Dear Amy: For over a decade my family and another very close family of friends, “The Smiths,” have vacationed together on our favorite island off the Southern coast.
Our children view them as family and adore the parents and their children (who are exactly the same age as ours).
The Smiths are much more affluent than we, and owned their own home on the island for many years while we rented a house nearby.
Last year they sold their home (for an enormous profit, I might add), so now they must also rent a home for our beloved trip.
Imagine our surprise when we learned this year that they booked the very same rental house we have used for several years for themselves.
This is incredibly hurtful, but especially because we have been in a very tumultuous financial situation and depended on the significant “repeat renter discount” we received from the unit owners to rent their home.
While we obviously understand that we have zero right to control a rental unit, we are extremely sad and frankly heartbroken that our friends seemed to have no sense of this possibly being hurtful or undermining toward us.
We are unsure of how to move forward.
Should we say something about our hurt feelings just to clear the air?
Should we say nothing and take the hint that maybe they don’t feel the same way toward us as we do about them and not go on the trip this year?

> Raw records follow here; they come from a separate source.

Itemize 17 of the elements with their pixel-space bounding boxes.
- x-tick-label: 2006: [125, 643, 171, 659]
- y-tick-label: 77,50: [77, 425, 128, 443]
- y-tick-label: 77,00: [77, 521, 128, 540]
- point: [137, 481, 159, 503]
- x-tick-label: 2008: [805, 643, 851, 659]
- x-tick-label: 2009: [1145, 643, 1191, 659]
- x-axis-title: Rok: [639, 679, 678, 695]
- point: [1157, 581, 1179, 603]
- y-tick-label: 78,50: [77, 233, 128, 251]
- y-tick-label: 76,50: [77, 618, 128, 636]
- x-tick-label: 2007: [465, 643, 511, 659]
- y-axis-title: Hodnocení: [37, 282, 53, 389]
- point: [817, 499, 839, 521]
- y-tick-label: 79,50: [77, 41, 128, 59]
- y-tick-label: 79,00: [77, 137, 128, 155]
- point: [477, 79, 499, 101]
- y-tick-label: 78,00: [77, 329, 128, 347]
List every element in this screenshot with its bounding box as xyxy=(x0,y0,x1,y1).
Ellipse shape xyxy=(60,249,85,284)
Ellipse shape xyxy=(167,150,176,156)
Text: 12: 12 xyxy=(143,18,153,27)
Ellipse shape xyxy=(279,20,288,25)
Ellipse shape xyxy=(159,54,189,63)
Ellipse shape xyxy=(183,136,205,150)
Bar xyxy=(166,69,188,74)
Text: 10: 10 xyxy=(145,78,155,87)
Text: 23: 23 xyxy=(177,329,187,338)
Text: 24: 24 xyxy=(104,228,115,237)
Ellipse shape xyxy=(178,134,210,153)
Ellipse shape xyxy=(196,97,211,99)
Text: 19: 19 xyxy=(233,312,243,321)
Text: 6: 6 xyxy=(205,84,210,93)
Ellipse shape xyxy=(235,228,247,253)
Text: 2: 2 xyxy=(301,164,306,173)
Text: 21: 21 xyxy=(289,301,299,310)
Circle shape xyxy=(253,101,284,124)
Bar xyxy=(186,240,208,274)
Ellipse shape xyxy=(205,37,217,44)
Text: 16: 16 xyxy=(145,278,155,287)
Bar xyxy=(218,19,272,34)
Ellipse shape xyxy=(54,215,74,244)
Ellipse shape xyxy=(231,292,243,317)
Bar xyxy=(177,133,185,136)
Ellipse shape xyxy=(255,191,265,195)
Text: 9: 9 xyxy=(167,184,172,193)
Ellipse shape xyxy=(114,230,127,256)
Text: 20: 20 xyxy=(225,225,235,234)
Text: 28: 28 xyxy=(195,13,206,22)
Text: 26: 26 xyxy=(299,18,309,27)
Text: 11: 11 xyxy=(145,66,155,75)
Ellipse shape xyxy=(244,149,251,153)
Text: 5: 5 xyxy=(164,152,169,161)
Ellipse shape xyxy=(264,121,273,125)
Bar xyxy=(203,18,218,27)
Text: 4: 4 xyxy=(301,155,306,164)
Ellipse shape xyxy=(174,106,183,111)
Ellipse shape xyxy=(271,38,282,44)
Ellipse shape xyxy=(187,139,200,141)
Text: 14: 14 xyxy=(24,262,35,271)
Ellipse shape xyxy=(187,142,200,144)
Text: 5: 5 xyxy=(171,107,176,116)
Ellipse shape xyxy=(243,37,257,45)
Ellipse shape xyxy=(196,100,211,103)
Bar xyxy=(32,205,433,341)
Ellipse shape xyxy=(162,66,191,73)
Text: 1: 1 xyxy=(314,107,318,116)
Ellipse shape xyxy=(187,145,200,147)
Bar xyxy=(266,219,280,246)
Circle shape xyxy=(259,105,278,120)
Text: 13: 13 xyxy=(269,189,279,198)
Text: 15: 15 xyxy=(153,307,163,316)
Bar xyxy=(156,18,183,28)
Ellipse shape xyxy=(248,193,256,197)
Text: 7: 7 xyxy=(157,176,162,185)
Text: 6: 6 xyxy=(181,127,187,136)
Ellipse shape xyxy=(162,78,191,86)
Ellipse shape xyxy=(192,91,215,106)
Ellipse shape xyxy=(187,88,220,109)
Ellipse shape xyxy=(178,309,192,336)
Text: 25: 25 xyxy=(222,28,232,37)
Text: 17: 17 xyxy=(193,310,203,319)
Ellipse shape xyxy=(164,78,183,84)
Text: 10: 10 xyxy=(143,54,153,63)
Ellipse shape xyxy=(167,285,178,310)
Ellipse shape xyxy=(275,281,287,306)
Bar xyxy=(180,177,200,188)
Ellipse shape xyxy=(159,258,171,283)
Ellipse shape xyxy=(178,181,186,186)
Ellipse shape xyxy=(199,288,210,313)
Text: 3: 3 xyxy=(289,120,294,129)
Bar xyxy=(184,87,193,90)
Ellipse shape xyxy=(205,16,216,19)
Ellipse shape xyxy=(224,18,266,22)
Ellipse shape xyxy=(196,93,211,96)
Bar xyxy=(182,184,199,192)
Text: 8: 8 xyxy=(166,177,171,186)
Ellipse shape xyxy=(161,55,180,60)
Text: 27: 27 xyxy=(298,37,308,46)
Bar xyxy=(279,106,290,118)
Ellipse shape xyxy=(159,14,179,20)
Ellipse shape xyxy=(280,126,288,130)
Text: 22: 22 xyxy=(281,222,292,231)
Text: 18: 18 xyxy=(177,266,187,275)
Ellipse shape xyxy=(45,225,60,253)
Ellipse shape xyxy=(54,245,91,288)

Or should we just act like nothing’s wrong and pay for a more expensive rental and let it go?
– Sad and Confused in CT
Dear Sad and Confused: It is almost impossible to imagine that these savvy homeowners on a vacation island are unaware of how attached annual renters become to their usual rental property. Regular renters are often prized by landlords, who offer discounts to good and reliable annual tenants as both rewards and incentives. Oftentimes, landlords will give their “regulars” a right of first refusal before they open up their property to new tenants; I wonder why your landlord didn’t do this for you.